The Ofsted report into the Al-Madinah school in Derby is damning. Extremely damning. Inspectors highlighted a catalogue of shortcomings that have resulted in the school being taken into special measures. Every single category that Ofsted examine was rated ‘inadequate’ and the school, which only opened last year, was described as ‘dysfunctional’. This is not good. Not good for the Al-Madinah Educational Trust who run the school, not good for Michael Gove and his flagship free schools programme and most of all not good for the children who go there.
Of particular interest (and concern) to me, as a founder of another free school that opened a year later, the report singled out the weaknesses and ineffectiveness of the school’s governing body.
Whilst I do not believe that this incident proves one way or another whether free schools are a good or a bad idea, it does highlight inadequacies of the current process.
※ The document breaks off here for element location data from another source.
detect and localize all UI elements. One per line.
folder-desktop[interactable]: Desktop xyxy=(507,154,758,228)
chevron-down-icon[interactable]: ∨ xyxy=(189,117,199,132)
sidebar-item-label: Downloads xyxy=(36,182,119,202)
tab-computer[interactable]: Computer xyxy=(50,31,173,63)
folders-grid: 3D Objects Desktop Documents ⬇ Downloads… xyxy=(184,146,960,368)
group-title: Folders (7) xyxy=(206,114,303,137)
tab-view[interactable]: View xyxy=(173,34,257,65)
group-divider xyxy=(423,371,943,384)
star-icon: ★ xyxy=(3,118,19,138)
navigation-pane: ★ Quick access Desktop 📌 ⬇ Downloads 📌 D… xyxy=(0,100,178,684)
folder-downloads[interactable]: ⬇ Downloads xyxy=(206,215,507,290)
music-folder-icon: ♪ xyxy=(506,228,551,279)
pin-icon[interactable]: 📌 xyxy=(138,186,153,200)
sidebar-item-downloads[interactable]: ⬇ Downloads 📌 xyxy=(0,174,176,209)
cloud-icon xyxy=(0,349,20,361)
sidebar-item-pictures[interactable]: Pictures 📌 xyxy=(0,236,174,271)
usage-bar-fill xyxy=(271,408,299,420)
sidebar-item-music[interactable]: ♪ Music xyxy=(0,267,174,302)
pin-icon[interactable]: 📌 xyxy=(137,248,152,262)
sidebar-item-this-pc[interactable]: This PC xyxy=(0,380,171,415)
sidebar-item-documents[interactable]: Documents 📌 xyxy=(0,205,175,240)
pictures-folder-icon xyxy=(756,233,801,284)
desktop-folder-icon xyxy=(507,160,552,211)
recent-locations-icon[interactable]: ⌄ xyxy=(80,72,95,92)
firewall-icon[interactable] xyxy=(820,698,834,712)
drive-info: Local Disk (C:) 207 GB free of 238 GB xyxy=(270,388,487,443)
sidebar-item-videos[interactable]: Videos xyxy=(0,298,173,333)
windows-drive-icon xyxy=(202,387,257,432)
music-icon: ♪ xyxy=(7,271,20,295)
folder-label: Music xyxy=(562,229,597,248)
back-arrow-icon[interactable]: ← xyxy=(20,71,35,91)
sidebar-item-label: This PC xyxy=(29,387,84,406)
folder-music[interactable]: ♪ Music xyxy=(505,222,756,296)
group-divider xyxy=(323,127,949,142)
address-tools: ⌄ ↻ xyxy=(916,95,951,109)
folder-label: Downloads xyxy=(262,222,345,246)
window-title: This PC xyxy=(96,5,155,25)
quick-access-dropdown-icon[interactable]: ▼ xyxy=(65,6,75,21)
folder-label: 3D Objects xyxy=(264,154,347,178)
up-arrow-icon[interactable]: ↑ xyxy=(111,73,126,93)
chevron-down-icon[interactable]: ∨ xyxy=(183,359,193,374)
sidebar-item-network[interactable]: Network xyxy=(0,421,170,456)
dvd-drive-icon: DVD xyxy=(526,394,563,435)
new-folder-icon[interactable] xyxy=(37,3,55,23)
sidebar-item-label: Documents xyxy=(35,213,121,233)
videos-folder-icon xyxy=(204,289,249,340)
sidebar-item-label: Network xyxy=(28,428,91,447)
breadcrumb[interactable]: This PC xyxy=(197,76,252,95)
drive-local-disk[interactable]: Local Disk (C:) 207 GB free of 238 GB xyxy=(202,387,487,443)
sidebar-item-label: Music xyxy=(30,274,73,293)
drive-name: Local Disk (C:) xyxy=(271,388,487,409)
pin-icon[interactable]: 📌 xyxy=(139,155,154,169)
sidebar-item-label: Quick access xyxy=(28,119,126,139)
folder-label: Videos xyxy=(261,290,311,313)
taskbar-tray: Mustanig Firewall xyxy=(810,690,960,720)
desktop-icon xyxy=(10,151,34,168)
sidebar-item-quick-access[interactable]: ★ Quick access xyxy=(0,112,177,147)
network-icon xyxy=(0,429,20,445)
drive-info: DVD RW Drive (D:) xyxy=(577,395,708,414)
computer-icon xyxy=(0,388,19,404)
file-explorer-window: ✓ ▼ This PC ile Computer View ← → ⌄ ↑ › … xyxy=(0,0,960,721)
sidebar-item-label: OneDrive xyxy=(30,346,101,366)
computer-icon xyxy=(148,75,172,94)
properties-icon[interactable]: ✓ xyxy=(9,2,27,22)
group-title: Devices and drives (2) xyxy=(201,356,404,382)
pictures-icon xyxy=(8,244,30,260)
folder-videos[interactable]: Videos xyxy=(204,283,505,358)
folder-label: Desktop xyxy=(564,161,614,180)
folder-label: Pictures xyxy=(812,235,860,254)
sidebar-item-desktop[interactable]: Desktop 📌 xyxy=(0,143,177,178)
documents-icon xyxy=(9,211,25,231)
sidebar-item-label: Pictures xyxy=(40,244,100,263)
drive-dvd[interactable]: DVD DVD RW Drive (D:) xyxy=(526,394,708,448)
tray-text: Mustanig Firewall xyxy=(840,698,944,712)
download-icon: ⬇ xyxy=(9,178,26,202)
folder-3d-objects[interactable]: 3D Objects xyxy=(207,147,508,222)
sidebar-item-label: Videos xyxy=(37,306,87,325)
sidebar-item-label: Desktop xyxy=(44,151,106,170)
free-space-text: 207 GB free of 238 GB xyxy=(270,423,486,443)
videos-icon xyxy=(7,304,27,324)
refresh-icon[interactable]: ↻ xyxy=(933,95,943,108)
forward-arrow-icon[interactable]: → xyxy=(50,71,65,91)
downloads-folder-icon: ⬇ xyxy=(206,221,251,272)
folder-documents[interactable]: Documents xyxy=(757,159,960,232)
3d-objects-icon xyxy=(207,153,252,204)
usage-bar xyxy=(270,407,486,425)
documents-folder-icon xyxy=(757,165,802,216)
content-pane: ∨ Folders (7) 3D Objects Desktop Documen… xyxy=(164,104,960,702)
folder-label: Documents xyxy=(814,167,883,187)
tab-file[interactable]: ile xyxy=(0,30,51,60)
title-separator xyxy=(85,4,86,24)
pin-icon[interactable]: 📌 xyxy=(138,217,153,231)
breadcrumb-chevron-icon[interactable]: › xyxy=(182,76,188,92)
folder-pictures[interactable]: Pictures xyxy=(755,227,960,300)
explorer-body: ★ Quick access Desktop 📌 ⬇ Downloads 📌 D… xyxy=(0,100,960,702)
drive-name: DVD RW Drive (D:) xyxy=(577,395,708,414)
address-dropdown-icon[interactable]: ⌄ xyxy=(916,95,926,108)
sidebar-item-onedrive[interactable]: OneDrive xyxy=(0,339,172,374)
I find it simply incomprehensible that a free school applicant’s governing body can be so obviously lacking and still pass through the process in being allowed to open. Having been through the process myself, I do not know how this could have gone unnoticed. Whilst I would not necessarily say that the interrogation of governor capabilities was as rigorous as I had expected it to be, I still wonder how they could have actually managed to get the school opened without being more competent.
It may have something to do with who is actually doing the setting up. In our experience, as a group of parents, we had not organisational backing or resources to draw on. We had to do everything ourselves. This did make it hard and it could well mean that areas with less resources and capabilities are not able to establish their own schools. But the upside, I suppose, is that it meant we had to be sufficiently competent and capable to set up a school – which stood us in good stead to actually oversee the running of the school. [Quick health-warning: we haven’t had our first Ofsted inspection…so we’ll see what happens then! And if I have to eat humble pie, I will happily do so!]
However, I have to say that from my experience of governance in other schools (maintained and academies), I wonder whether the standard of governance is sufficiently high. I have attended a number of training sessions for governors and been deeply unimpressed by the level of knowledge and expertise among many school governors. They were unaware of the basic fundamentals of good governance and the ‘Nolan principles’ of public office. The did not understand how they should hold their headteacher and senior leadership team to account and provide a balance of support and challenge.
My (far greater) experience of charity governance is of a generally higher standard, with trustees on boards I have worked with and sat on, overall far better informed. I am aware that this is by no means a definitive sample or scientific survey. But it does make me wonder whether we have to address the school governance – not just in free schools but across the board.
I believe this incident highlights weaknesses in the free school process but also issues with governance more widely. It does not, to me, demonstrate that free schools are right, or wrong. But rather that we need to support parents and local people who are prepared to put themselves forward to act in the interests of their community, so that they can fulfil their role adequately and effectively.